Она обхватила его голову руками и стала целовать его в глаза и щеки, гладить его волосы.
— Так уж случилось. Заметила. Еще на генеральной почувствовала, а потом показалось вдруг, что всё и вообще кончено. Но я без тебя не могу, меня без тебя нет.
— И я без тебя не могу, — сказал он тихо, обнимая и сжимая ее плечи и покрывая ее лицо и шею поцелуями.
— Скажи, Жан-Ги, ты меня считаешь очень болтливой?
— Нет, так, немножко, иногда. Чем ты больна? Это не заразное?
— Нет, кажется. Мне страшно, что ты подумаешь, что я слишком много разговариваю.
— Не больше, чем другие.
— А! — тихо протянула Зай. — Не говори так никогда: ты мне делаешь больно.

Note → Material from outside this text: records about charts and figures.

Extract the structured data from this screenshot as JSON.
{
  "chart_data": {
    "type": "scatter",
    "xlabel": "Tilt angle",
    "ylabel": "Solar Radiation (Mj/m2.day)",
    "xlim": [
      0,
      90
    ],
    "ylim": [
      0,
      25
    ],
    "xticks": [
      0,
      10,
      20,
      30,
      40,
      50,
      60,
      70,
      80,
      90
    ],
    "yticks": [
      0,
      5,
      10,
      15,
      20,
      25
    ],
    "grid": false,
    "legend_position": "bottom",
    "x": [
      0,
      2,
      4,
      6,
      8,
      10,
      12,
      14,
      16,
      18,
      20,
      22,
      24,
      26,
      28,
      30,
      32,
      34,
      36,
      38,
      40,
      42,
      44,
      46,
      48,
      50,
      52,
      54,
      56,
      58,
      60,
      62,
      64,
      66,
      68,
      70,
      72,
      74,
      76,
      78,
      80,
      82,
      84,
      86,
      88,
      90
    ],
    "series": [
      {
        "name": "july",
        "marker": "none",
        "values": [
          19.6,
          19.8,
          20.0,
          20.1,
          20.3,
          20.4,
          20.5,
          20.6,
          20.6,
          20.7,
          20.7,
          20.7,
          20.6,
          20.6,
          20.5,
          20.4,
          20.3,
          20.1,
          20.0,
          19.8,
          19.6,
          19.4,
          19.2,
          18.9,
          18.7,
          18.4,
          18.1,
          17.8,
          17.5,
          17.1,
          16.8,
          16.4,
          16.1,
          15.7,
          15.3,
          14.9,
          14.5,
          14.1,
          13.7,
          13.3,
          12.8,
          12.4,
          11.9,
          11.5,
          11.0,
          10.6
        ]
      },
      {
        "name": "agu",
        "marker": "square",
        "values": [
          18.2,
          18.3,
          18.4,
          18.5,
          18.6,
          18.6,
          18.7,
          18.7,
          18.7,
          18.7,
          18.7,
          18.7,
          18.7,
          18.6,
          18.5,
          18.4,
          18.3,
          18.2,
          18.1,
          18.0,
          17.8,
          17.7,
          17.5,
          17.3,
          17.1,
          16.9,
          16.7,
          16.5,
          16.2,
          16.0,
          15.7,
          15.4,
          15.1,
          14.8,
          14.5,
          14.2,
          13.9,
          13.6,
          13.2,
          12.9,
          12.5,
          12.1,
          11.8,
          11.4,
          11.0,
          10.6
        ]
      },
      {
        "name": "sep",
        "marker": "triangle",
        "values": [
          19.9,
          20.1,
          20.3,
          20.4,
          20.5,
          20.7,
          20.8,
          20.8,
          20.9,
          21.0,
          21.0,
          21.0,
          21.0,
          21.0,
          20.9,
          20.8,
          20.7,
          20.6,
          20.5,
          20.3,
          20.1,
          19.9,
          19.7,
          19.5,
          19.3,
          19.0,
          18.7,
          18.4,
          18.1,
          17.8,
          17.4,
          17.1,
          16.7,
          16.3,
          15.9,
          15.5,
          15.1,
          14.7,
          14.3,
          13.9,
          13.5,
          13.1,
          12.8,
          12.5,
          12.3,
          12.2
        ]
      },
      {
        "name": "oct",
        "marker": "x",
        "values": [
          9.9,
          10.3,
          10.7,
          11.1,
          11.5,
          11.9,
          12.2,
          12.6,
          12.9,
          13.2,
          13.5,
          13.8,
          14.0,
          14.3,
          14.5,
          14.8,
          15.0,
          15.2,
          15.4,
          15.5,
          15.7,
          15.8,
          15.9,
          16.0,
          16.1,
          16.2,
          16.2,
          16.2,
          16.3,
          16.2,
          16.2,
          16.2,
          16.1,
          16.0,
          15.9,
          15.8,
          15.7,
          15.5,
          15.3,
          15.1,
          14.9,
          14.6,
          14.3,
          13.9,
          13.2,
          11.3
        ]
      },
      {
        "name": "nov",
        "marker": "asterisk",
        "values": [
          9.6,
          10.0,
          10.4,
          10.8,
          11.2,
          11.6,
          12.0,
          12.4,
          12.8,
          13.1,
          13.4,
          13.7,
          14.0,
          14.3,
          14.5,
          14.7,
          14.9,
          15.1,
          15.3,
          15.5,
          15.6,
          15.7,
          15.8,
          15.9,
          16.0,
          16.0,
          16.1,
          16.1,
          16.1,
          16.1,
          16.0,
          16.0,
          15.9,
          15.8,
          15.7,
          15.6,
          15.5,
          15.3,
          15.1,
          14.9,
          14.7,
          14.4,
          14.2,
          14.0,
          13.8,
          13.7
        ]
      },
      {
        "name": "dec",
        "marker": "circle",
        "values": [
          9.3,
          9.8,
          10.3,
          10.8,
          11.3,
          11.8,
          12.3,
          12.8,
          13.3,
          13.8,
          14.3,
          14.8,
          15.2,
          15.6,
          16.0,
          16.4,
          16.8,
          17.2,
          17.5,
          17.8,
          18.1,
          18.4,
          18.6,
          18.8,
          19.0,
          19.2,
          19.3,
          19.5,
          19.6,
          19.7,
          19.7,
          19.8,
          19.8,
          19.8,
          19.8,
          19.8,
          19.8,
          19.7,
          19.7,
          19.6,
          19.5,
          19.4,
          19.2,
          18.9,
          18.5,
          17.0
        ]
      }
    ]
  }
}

Он осторожно положил ее на подушку.
— Больно? Я тебе делаю больно? Это невозможно.
— Ты считаешь себя добрым?
— Да, я добрый.
— И умный?
— И умный. Ты заставляешь меня говорить глупости.
— Это ничего. Ты любишь меня?
Он кивнул головой и положил свое лицо на ее лицо. Как удивительно нежно и по-звериному пахло его дыхание. Зай некоторое время неподвижно лежала в его объятиях.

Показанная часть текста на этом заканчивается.